While India has officially dismissed talk of sending Indian troops into Afghanistan, there is increasing talk within Indian circles of a "regional force" that could replace the "international forces" currently operating under a NATO mandate. Ved Pratap Vaidik, a scholar and analyst with close links to the government, articulated this view forcefully. He called for "a deadline for the removal of foreign forces" from Afghanistan.
It is "time for a regional solution," he said, adding that "foreign [i.e. western] forces should be replaced by regional forces." Vaidik suggested a maximum deadline of three years for this withdrawal.

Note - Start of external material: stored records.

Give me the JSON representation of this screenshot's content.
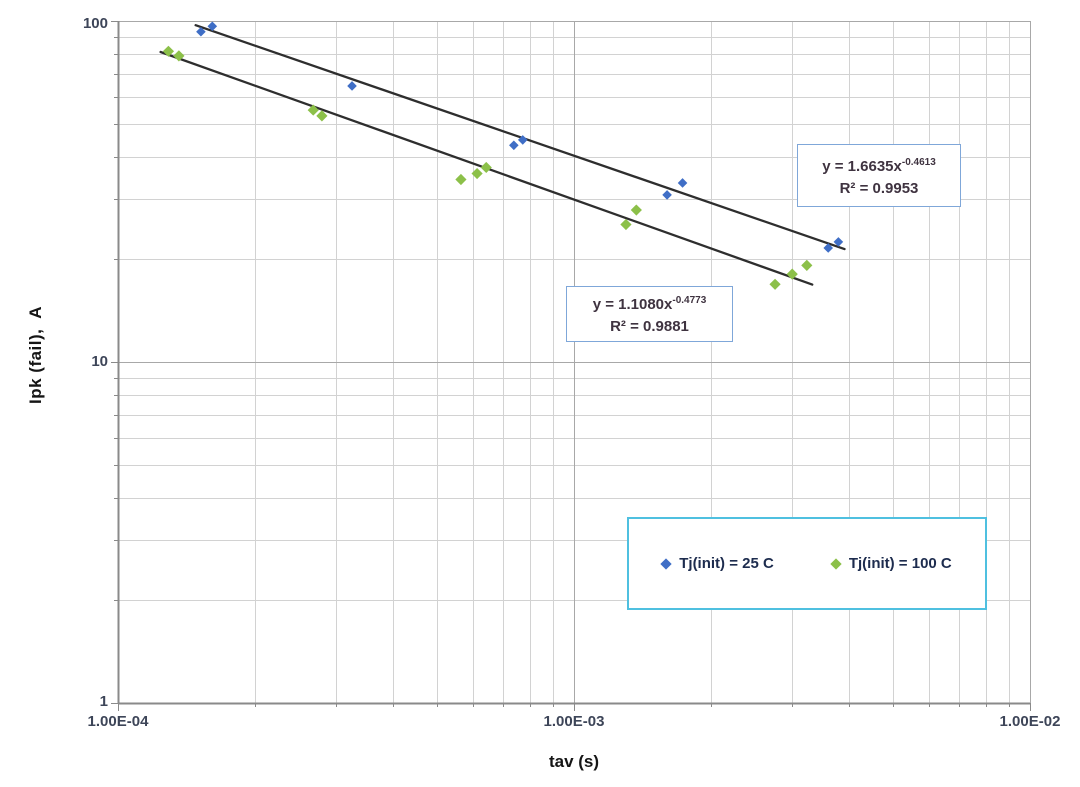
{
  "chart_data": {
    "type": "scatter",
    "title": "",
    "x_axis": {
      "label": "tav (s)",
      "scale": "log",
      "min": 0.0001,
      "max": 0.01,
      "tick_labels": [
        "1.00E-04",
        "1.00E-03",
        "1.00E-02"
      ]
    },
    "y_axis": {
      "label": "Ipk (fail),  A",
      "scale": "log",
      "min": 1,
      "max": 100,
      "tick_labels": [
        "1",
        "10",
        "100"
      ]
    },
    "grid": {
      "major": true,
      "minor": true
    },
    "legend_position": "inside-bottom-right",
    "series": [
      {
        "name": "Tj(init) = 25 C",
        "color": "#3f6ec6",
        "marker": "diamond",
        "points": [
          [
            0.000152,
            93.0
          ],
          [
            0.000161,
            96.5
          ],
          [
            0.000326,
            64.5
          ],
          [
            0.000738,
            43.2
          ],
          [
            0.000772,
            44.8
          ],
          [
            0.0016,
            30.9
          ],
          [
            0.00173,
            33.5
          ],
          [
            0.00361,
            21.6
          ],
          [
            0.0038,
            22.5
          ]
        ],
        "trend": {
          "a": 1.6635,
          "b": -0.4613,
          "x_start": 0.000148,
          "x_end": 0.00392,
          "eq_base": "y = 1.6635x",
          "eq_exp": "-0.4613",
          "r2": "R² = 0.9953"
        }
      },
      {
        "name": "Tj(init) = 100 C",
        "color": "#8cc049",
        "marker": "diamond",
        "points": [
          [
            0.000129,
            81.5
          ],
          [
            0.000136,
            79.0
          ],
          [
            0.000268,
            54.8
          ],
          [
            0.00028,
            52.7
          ],
          [
            0.000565,
            34.3
          ],
          [
            0.000613,
            35.7
          ],
          [
            0.000642,
            37.2
          ],
          [
            0.0013,
            25.3
          ],
          [
            0.00137,
            27.9
          ],
          [
            0.00276,
            16.9
          ],
          [
            0.00301,
            18.1
          ],
          [
            0.00324,
            19.2
          ]
        ],
        "trend": {
          "a": 1.108,
          "b": -0.4773,
          "x_start": 0.000124,
          "x_end": 0.00333,
          "eq_base": "y = 1.1080x",
          "eq_exp": "-0.4773",
          "r2": "R² = 0.9881"
        }
      }
    ]
  },
  "colors": {
    "grid_minor": "#d2d2d2",
    "grid_major": "#a8a8a8",
    "axis_line": "#8a8a8a",
    "trendline": "#2e2e2e",
    "annotation_border": "#7fa7d9",
    "legend_border": "#4fc0e0"
  }
}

India has been wary of attempts to talk to the Taliban, insisting on strict parameters for any such dialogue. India’s ambassador to Afghanistan, Jayant Prasad, told EurasiaNet last year that talking with terrorists or those who did not accept democracy and political pluralism was akin to accepting that "you can fry snowballs."
While India has had considerable links with Iran and Russia, its developing ties with the United States over the past decade have overshadowed, but not mitigated, these historical linkages. India will send representatives to the SCO meeting to be held in Moscow March 27, as well as the international meeting on Afghanistan in The Hague on March 31.
Indian Foreign Secretary Shiv Shankar Menon was in Washington earlier in March for consultations that included the ’Af-Pak’ issue. Both Holbrooke and Chairman of the Joint Chiefs of Staff Adm. Michael Mullen are expected in India on April 8 to discuss the results of the forthcoming US strategic review on Afghanistan.